Em 1924, os arquitetos norte-americanos Preston & Curtis foram solicitados a apresentar um projeto para a GOB: um grande edifício capaz de conter o cérebro da organização canadense. Projeto que foi rapidamente elaborado, contando com a possibilidade de ser construído em quatro fases, a saber: primeira, cinco andares de escritórios e dois neveis intermediários, faceando com o Viaduto do Chá e fazendo esquina com a Rua Xavier de Toledo; segundo, andares equivalentes, voltados para a Rua Formosa; terceira, construção de outra ala de andares, utilizando o lote de terreno anteriormente ocupado pelo Bar e Restaurante Panamericano; e, por último, sobre esse derradeiro bloco, mais dez andares de escritório.

A vantagem do projeto era a possibilidade de ser executado à medida que a empresa fosse se desenvolvendo e carecendo de maiores espaços. A Light terminou a primeira fase em 1929 e a segunda em 1941; o restante do projeto não foi retomado. Para a sua execução, foi contratado o Escritório Técnico Ramos de Azevedo, Severo e Villares S.A. A 29 de agosto de 1924 foi assinado o contrato para a demolição do São José. A empresa encarregada foi a Ramos de Azevedo; o valor do contrato, 80 contos de réis; prazo 90 dias.

Rapidamente, a paisagem paulistana foi destituída de um edifício a que os pedestres já se haviam acostumados a ver por 25 anos: o Teatro São José. Era o segundo desse nome, pois existira anteriormente um outro São José, situado onde hoje está a Praça João Mendes, inaugurado em 1876 e que teve fim em um incêndio ocorrido em 1898.

O entulho resultante da demolição do teatro da Light serviu para o aterramento da área onde, em 1925, Ramos de Azevedo ergueria o Mercado Central de São Paulo.

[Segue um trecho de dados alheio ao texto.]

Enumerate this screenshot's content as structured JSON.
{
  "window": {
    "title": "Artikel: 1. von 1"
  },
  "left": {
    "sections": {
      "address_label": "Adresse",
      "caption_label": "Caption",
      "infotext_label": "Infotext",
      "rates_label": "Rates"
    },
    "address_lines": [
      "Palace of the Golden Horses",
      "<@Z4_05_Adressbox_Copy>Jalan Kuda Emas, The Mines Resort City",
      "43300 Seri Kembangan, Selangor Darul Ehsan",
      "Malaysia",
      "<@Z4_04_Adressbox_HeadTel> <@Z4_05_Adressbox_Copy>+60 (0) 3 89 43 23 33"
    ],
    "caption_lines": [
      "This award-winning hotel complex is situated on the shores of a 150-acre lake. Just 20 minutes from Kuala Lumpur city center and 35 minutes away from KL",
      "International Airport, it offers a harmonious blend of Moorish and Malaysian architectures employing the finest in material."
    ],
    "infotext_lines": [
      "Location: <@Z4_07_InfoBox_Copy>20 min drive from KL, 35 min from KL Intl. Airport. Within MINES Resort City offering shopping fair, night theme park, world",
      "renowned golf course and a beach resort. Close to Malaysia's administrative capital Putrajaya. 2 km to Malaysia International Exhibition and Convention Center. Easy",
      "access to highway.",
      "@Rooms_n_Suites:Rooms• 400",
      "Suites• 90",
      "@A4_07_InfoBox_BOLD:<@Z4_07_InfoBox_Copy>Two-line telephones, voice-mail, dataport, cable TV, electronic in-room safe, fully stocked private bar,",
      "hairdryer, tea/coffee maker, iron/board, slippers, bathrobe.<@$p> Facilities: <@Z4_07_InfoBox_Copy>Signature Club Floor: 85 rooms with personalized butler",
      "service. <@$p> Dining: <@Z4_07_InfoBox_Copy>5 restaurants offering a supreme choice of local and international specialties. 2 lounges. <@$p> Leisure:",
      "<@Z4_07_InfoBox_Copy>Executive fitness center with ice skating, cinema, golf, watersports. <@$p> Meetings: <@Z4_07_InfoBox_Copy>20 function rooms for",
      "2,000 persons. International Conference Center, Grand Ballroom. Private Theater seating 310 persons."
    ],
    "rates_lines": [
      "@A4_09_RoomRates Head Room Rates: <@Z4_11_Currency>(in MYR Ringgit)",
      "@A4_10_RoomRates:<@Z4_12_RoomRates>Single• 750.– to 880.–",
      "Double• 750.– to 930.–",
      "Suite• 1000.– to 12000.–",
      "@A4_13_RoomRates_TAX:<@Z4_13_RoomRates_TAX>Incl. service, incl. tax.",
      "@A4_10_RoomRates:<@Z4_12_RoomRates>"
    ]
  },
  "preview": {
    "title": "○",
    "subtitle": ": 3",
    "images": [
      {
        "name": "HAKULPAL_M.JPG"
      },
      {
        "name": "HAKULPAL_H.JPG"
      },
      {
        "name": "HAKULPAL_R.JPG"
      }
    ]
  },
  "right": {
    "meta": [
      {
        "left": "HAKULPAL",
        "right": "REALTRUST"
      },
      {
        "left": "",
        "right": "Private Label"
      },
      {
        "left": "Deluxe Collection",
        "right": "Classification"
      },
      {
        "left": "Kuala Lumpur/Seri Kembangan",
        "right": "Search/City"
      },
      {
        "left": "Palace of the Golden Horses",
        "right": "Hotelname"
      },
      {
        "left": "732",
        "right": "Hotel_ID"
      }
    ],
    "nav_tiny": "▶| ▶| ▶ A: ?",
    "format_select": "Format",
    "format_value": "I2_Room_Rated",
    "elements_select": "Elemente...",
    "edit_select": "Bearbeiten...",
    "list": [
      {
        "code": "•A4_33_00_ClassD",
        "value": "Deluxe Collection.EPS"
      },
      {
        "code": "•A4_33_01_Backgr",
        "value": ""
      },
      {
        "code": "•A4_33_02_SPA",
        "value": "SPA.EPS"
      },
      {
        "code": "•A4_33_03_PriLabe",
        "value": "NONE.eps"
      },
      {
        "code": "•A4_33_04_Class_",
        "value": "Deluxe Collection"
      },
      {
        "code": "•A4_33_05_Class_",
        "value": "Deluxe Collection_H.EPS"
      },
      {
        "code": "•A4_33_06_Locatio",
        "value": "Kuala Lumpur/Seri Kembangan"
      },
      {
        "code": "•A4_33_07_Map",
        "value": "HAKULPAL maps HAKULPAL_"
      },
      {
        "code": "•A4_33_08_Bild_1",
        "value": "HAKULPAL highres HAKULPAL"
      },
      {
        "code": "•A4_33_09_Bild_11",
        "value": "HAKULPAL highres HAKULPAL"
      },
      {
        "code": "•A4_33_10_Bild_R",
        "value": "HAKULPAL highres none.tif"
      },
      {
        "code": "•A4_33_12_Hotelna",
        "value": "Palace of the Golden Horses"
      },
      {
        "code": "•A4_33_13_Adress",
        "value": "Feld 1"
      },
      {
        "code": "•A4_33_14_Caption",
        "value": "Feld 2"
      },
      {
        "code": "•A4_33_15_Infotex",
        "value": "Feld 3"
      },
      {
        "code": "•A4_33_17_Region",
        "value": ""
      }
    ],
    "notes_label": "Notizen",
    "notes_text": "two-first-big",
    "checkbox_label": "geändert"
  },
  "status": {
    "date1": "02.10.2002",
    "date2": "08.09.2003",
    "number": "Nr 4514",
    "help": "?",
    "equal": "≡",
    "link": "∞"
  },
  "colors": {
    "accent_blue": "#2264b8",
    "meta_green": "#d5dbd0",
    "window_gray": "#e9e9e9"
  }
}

Algumas peças decorativas, como os mascarões e as esculturas em cimento que guarneciam as fachadas do Teatro São José, foram aproveitadas na decoração da residência de Francisco de Castro, mestre de obras português e proprietário de pequenas casas de aluguel no bairro do Bixiga: a Vila Itororó, situada à Rua Maestro Cardim, números 12, 18 e 60 a 84, e fundos para a Rua Martiniano de Carvalho, onde até hoje se encontram.